Hannibal Lecter may have enjoyed a glass of chianti with human liver but he is unlikely to have appreciated the wine’s bouquet.

People who scored highly on psychopathic traits tended to struggle both to identify smells and tell the difference between them

Psychopaths can be recognised by their poor sense of smell, scientists have discovered.

The reason is that smell is processed by the front part of the brain.

Impaired function in this region has also been linked to psychopathic traits such as callousness, manipulation, sensation seeking and anti-social behaviour.

The forebrain is largely responsible for planning, impulse control and behaving in accordance with social norms.

Scientists studied 79 non-criminal adults, assessing their sense of smell and also measuring levels of psychopathy.

They found that people who scored highly on psychopathic traits tended to struggle both to identify smells and tell the difference between them.

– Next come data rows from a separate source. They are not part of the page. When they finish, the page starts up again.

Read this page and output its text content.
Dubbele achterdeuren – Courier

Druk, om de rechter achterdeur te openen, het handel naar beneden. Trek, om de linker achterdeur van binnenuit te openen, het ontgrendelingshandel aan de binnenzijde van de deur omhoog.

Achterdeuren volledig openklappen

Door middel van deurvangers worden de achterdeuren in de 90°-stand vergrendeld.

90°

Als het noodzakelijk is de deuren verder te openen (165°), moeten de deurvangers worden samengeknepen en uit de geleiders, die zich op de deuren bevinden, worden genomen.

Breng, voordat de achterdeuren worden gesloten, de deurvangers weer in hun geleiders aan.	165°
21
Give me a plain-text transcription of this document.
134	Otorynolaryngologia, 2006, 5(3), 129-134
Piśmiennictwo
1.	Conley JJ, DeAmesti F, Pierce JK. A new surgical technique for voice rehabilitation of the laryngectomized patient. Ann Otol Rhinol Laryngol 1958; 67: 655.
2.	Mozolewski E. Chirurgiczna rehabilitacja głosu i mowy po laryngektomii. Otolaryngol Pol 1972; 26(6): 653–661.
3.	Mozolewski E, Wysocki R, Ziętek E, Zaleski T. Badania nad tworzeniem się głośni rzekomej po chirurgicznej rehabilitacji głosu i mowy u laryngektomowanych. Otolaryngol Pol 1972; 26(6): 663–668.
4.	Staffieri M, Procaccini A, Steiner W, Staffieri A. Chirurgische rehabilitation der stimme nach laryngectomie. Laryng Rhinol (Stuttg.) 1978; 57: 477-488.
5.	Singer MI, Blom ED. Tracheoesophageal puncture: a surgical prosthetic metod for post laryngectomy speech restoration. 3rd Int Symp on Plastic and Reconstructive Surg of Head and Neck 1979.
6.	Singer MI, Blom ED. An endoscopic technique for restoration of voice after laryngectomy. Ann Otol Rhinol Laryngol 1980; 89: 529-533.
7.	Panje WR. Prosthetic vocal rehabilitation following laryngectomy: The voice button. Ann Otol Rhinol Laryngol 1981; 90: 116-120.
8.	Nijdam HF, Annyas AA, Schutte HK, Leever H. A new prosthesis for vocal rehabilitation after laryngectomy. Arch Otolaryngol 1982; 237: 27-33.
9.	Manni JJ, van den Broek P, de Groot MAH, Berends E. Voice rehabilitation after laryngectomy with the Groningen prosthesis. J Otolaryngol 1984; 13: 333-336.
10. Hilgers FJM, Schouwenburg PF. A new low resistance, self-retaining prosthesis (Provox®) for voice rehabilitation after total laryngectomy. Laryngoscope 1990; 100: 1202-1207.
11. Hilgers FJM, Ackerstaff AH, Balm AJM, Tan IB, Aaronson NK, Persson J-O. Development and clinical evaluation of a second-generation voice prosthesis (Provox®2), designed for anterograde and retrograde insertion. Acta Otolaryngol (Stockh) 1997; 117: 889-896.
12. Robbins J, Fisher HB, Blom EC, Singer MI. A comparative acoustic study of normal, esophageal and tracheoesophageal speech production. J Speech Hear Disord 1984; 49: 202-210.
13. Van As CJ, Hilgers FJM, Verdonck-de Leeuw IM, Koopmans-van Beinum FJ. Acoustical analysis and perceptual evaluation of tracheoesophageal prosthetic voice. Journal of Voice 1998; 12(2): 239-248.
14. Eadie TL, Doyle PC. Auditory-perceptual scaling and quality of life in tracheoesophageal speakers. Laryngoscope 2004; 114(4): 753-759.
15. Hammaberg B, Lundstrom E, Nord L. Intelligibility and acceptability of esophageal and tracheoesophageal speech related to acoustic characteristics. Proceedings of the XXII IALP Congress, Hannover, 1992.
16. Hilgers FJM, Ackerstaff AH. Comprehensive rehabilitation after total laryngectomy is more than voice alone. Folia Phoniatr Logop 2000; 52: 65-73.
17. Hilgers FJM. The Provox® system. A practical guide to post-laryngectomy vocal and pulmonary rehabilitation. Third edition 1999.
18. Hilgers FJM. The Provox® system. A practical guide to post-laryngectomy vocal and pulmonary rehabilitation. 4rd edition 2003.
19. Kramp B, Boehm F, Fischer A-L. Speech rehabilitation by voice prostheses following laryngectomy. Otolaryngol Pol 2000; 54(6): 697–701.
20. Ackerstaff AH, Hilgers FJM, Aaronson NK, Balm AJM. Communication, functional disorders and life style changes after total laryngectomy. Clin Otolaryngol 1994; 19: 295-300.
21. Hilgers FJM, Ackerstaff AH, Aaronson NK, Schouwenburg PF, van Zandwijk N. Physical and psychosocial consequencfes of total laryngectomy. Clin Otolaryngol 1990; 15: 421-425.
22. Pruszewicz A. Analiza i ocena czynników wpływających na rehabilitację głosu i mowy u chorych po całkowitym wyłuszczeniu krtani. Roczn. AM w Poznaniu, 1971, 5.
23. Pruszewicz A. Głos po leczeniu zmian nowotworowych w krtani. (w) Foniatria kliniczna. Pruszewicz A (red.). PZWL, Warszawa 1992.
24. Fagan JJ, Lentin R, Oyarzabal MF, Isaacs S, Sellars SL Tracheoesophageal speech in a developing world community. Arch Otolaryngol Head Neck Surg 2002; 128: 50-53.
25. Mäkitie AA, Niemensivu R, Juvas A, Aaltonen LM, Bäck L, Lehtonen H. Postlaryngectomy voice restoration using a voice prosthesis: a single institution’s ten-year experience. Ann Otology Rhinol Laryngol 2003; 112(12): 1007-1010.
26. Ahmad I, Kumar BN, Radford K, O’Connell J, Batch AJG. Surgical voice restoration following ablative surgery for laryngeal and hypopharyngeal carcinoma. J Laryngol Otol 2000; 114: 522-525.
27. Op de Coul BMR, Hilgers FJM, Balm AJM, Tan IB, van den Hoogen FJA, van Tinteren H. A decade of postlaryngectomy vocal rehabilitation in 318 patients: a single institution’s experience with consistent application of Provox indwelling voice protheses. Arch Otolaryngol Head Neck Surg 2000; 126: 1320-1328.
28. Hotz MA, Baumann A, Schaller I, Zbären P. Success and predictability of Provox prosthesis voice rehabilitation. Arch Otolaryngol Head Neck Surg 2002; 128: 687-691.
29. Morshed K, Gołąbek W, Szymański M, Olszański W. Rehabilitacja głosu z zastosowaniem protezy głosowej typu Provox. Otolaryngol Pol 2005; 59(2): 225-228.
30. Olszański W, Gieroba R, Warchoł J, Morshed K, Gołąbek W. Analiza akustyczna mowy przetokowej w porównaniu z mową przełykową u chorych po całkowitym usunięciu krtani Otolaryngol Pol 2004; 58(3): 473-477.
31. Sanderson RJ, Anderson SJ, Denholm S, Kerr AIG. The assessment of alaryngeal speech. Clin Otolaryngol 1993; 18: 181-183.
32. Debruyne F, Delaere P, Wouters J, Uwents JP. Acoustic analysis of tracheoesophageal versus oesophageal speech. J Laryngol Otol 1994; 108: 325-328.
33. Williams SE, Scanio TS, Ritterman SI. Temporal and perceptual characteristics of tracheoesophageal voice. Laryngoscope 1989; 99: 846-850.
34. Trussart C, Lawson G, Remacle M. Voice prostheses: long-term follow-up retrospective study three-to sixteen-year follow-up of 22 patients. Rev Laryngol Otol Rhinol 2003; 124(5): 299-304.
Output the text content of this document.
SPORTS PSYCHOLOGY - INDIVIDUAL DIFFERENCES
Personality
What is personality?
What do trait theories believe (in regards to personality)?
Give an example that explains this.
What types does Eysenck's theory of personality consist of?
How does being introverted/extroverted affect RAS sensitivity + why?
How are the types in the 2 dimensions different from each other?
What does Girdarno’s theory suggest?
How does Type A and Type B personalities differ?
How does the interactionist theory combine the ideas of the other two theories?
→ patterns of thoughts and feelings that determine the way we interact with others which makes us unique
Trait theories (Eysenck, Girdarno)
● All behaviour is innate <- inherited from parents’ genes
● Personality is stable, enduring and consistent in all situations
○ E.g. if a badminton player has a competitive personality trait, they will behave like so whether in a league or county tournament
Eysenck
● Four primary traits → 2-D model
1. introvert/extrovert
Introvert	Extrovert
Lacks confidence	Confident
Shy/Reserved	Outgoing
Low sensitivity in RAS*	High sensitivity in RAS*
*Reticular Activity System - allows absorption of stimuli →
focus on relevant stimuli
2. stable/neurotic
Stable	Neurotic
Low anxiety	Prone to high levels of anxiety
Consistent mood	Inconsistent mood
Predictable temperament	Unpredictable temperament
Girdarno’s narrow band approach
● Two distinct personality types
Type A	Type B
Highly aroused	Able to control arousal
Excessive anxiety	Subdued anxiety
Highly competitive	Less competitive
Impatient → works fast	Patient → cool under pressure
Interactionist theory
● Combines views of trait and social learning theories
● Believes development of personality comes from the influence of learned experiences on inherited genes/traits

Writing in the journal Chemosensory Perception, authors Mehmet Mahmut and Richard Stevenson, from Macquarie University in Australia, wrote: “Our findings provide support for the premise that deficits in the front part of the brain may be a characteristic of non-criminal psychopaths.

“Olfactory measures represent a potentially interesting marker for psychopathic traits, because performance expectancies are unclear in odour tests and may therefore be less susceptible to attempts to fake good or bad responses.”

Not all psychopaths are serial killers like Hannibal Lecter, played by Sir Anthony Hopkins in the 1991 movie The Silence of the Lambs.

In one scene in the film, Dr Lecter recalls eating the liver of one of his victims “with some fava beans and a nice chianti”.